AI-Driven Big Data Analytics for Transforming Cybersecurity for Zero-Day Vulnerabilities in E-Commerce Supply Chains
Abstract
The rapid expansion of e-commerce and its reliance on intricate supply chains have amplified the need for robust cybersecurity measures. The emergence of zero-day vulnerabilities—unanticipated weaknesses exploited before patches are developed—poses a significant threat to e-commerce systems. These vulnerabilities can disrupt operations, compromise sensitive customer data, and damage trust. Traditional cybersecurity approaches struggle to address the dynamic and complex nature of these threats. However, advancements in artificial intelligence (AI) and big data analytics offer transformative potential.
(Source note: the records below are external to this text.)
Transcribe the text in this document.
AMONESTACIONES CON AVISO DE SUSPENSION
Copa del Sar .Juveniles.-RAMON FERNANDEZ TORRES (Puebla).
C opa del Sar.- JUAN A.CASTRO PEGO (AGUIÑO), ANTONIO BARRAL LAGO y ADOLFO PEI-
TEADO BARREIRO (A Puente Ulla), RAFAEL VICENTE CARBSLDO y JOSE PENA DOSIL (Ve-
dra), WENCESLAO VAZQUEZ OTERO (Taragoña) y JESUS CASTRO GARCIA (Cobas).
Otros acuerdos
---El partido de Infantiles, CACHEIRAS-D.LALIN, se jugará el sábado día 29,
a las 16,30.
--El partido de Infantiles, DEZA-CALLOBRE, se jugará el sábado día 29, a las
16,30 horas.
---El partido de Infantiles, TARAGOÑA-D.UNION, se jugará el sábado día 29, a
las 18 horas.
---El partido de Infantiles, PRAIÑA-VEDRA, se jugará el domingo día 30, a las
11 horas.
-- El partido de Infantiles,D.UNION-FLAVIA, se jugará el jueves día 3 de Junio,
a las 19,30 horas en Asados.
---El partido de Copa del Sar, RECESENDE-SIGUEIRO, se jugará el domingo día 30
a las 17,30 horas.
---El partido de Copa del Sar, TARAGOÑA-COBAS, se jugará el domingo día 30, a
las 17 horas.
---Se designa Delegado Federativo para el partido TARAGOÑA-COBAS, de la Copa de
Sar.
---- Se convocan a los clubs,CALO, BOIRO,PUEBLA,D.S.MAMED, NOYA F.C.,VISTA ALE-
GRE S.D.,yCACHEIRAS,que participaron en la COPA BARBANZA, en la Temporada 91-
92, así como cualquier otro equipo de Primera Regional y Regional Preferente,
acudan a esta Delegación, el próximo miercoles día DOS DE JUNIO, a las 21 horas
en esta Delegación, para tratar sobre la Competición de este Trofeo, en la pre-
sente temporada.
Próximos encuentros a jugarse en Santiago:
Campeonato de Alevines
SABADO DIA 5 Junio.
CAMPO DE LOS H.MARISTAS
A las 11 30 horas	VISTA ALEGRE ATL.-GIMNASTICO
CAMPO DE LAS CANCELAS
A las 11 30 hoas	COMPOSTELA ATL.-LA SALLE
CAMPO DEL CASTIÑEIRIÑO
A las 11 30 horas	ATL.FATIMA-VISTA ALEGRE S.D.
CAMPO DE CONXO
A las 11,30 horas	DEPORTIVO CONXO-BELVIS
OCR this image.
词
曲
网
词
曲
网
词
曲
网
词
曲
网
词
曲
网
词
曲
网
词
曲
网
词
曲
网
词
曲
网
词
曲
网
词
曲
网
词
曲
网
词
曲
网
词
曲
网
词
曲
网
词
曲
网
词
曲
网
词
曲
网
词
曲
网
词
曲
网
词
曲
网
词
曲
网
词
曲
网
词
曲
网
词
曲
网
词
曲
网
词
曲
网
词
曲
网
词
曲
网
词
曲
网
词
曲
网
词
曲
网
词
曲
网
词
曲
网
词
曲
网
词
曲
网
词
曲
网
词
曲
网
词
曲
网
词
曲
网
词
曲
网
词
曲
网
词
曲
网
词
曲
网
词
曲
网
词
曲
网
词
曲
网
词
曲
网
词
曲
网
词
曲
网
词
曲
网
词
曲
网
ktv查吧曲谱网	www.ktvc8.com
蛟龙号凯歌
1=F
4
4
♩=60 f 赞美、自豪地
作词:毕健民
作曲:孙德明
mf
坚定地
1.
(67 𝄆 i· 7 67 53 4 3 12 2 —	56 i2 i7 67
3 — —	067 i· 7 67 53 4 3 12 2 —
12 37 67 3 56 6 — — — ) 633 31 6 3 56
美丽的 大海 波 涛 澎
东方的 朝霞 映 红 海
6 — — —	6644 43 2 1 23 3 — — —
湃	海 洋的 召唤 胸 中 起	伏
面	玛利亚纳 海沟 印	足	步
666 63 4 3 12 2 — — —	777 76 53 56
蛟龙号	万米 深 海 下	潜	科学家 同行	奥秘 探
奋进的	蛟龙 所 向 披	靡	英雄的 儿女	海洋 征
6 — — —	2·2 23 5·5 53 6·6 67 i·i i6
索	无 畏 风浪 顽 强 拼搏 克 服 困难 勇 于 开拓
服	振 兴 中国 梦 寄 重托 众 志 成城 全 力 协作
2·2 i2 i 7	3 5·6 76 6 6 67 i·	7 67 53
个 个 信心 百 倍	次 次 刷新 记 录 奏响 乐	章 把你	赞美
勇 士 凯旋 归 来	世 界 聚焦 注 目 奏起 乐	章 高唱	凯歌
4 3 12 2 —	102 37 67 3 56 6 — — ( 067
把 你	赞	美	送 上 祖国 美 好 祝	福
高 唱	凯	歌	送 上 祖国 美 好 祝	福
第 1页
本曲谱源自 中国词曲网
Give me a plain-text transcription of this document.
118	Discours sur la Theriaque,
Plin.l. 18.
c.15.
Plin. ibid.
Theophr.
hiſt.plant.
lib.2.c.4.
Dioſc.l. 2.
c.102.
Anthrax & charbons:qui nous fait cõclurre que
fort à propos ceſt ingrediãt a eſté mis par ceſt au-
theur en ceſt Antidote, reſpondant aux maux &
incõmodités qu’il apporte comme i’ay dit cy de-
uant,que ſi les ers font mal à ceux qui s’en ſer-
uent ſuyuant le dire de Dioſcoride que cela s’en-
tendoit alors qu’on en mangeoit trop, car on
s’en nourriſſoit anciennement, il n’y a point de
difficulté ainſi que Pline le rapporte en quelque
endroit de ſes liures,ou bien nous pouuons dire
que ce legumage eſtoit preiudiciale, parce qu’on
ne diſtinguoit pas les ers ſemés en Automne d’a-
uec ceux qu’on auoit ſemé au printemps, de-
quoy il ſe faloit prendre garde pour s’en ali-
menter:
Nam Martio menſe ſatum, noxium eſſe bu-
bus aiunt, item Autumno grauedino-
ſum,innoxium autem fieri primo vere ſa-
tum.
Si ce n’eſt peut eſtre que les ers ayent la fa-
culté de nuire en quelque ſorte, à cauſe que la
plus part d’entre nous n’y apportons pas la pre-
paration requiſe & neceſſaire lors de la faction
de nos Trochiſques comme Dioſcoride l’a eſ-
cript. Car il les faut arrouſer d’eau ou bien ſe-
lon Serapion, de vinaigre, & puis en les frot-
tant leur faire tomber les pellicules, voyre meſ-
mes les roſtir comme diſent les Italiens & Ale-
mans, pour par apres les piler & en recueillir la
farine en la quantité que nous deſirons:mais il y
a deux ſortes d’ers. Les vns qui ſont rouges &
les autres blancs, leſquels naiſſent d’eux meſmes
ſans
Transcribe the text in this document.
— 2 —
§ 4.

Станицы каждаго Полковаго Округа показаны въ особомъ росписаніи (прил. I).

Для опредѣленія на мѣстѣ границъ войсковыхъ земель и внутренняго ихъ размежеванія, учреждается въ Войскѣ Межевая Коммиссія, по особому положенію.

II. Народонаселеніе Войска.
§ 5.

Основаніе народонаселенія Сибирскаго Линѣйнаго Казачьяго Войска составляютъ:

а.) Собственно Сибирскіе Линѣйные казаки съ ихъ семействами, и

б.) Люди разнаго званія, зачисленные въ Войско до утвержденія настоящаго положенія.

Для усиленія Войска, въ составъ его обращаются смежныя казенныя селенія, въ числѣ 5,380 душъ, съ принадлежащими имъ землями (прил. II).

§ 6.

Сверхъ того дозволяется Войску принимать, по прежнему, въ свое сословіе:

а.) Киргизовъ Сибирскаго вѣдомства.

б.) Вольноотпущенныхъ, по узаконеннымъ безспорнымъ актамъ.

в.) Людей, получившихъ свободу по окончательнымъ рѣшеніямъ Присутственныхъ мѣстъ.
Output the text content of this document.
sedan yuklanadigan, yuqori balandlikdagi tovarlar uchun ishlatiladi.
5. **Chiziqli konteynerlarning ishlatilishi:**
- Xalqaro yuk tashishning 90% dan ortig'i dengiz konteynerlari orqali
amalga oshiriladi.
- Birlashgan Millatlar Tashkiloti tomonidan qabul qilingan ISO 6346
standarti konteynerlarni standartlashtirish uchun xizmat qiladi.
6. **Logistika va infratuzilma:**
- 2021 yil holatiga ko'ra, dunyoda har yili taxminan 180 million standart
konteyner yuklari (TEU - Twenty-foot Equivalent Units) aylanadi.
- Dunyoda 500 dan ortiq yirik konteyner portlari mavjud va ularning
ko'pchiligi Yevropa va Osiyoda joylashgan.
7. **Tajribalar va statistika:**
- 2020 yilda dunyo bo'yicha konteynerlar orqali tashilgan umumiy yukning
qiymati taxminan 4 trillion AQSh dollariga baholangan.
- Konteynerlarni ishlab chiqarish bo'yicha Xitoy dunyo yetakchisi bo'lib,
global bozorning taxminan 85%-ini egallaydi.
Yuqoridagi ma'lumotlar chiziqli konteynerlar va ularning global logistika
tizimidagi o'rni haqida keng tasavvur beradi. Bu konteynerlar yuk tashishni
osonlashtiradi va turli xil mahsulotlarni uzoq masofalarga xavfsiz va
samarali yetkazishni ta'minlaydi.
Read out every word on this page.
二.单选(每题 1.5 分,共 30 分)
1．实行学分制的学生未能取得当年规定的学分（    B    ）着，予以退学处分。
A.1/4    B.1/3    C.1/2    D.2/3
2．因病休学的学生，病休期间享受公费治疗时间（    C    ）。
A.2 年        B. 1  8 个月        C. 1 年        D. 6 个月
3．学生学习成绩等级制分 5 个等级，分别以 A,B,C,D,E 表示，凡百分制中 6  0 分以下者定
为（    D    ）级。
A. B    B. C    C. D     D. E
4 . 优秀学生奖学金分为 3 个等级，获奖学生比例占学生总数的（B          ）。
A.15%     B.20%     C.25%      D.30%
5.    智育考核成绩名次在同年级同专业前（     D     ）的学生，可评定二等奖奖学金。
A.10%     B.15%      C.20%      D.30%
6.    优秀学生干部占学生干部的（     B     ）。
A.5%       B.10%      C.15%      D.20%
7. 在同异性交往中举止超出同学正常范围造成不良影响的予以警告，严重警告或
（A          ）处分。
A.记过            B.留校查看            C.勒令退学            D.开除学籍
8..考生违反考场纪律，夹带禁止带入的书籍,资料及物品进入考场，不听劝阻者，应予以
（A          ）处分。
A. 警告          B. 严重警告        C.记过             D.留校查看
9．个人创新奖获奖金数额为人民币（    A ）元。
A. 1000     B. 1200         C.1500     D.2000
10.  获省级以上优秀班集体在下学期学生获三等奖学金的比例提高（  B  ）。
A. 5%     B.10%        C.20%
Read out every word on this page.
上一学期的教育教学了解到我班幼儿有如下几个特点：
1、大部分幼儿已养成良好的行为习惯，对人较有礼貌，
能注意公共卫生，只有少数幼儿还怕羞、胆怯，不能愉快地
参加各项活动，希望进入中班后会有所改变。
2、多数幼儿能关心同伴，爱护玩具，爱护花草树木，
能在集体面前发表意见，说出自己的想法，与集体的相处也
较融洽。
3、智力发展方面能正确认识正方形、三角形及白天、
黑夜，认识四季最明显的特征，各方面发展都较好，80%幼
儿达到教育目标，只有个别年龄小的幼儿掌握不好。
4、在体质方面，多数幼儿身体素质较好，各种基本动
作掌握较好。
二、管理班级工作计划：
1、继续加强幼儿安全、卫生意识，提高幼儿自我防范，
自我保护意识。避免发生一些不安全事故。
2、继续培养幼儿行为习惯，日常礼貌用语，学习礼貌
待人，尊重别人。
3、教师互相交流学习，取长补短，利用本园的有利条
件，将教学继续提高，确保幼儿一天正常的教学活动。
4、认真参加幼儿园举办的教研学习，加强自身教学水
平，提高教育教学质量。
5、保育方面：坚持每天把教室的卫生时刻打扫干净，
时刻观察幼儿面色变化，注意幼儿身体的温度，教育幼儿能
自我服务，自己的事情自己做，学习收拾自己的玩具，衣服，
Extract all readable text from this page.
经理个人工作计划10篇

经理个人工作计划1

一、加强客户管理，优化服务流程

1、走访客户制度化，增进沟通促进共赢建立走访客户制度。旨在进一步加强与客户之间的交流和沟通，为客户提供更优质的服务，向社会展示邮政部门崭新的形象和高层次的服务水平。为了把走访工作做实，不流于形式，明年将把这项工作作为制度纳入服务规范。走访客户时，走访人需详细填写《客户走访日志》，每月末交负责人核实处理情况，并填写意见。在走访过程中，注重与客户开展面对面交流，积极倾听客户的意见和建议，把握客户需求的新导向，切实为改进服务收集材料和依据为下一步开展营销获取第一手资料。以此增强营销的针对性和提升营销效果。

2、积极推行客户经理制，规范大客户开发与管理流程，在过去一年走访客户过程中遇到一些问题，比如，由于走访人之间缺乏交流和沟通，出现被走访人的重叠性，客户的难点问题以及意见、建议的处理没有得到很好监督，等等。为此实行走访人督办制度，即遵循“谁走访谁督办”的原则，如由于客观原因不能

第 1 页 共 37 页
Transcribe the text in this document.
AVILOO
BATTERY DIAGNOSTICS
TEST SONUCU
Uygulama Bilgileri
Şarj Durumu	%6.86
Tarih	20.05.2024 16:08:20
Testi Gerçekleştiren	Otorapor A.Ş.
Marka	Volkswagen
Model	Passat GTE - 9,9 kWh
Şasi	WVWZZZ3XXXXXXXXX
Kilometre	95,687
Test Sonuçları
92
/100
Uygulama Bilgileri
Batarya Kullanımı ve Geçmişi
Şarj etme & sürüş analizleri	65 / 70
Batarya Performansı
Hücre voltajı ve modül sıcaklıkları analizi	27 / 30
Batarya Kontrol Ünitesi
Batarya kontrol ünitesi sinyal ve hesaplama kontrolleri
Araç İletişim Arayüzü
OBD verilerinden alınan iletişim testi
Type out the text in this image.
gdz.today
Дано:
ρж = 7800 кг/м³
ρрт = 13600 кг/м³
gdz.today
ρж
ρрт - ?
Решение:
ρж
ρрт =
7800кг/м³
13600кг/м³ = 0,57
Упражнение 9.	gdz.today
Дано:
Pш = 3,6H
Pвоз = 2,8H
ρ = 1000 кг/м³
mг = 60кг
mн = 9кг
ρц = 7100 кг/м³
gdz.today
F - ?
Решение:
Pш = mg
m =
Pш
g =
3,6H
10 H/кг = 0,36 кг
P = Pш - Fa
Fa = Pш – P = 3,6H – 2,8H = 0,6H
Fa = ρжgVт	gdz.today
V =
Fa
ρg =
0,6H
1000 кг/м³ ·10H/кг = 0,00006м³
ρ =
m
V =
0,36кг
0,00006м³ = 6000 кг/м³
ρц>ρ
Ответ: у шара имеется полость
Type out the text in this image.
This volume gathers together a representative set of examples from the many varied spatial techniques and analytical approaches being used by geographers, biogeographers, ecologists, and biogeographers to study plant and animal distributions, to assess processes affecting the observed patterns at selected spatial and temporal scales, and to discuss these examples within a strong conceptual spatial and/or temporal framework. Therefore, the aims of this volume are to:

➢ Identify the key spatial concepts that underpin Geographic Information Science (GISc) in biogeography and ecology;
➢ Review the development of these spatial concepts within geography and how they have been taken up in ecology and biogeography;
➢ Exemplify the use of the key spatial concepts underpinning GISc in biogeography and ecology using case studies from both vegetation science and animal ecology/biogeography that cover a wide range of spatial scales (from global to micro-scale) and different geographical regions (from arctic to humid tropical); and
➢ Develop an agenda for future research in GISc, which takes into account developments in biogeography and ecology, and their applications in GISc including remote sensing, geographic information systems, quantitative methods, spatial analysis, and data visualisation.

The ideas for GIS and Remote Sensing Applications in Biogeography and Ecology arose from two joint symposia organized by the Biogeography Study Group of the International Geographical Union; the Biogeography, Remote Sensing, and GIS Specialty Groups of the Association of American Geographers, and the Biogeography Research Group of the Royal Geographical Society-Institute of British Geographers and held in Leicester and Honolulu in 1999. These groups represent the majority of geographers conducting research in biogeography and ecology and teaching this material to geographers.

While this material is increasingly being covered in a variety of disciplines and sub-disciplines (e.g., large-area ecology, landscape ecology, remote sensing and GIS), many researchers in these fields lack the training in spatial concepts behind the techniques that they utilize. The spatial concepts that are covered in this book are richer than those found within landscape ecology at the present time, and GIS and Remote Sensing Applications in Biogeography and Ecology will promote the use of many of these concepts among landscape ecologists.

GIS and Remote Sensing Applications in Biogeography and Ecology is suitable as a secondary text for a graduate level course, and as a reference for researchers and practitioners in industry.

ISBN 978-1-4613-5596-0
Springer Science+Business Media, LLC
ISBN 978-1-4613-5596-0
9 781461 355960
By leveraging vast datasets, AI-driven analytics can detect anomalous patterns, predict potential vulnerabilities, and respond in real time. This paper explores how AI-powered big data analytics is reshaping cybersecurity strategies for mitigating zero-day vulnerabilities in e-commerce supply chains. It discusses the challenges inherent to securing supply chains, highlights the role of AI in predictive analytics and anomaly detection, and presents practical insights into the application of these technologies. The integration of machine learning algorithms, neural networks, and natural language processing is examined, alongside their effectiveness in uncovering hidden attack vectors. The paper also investigates how AI can adapt to evolving threats, enhance risk assessment frameworks, and foster collaboration across e-commerce stakeholders. Finally, ethical considerations and future research directions are proposed to ensure that the adoption of AI in cybersecurity remains secure, equitable, and scalable.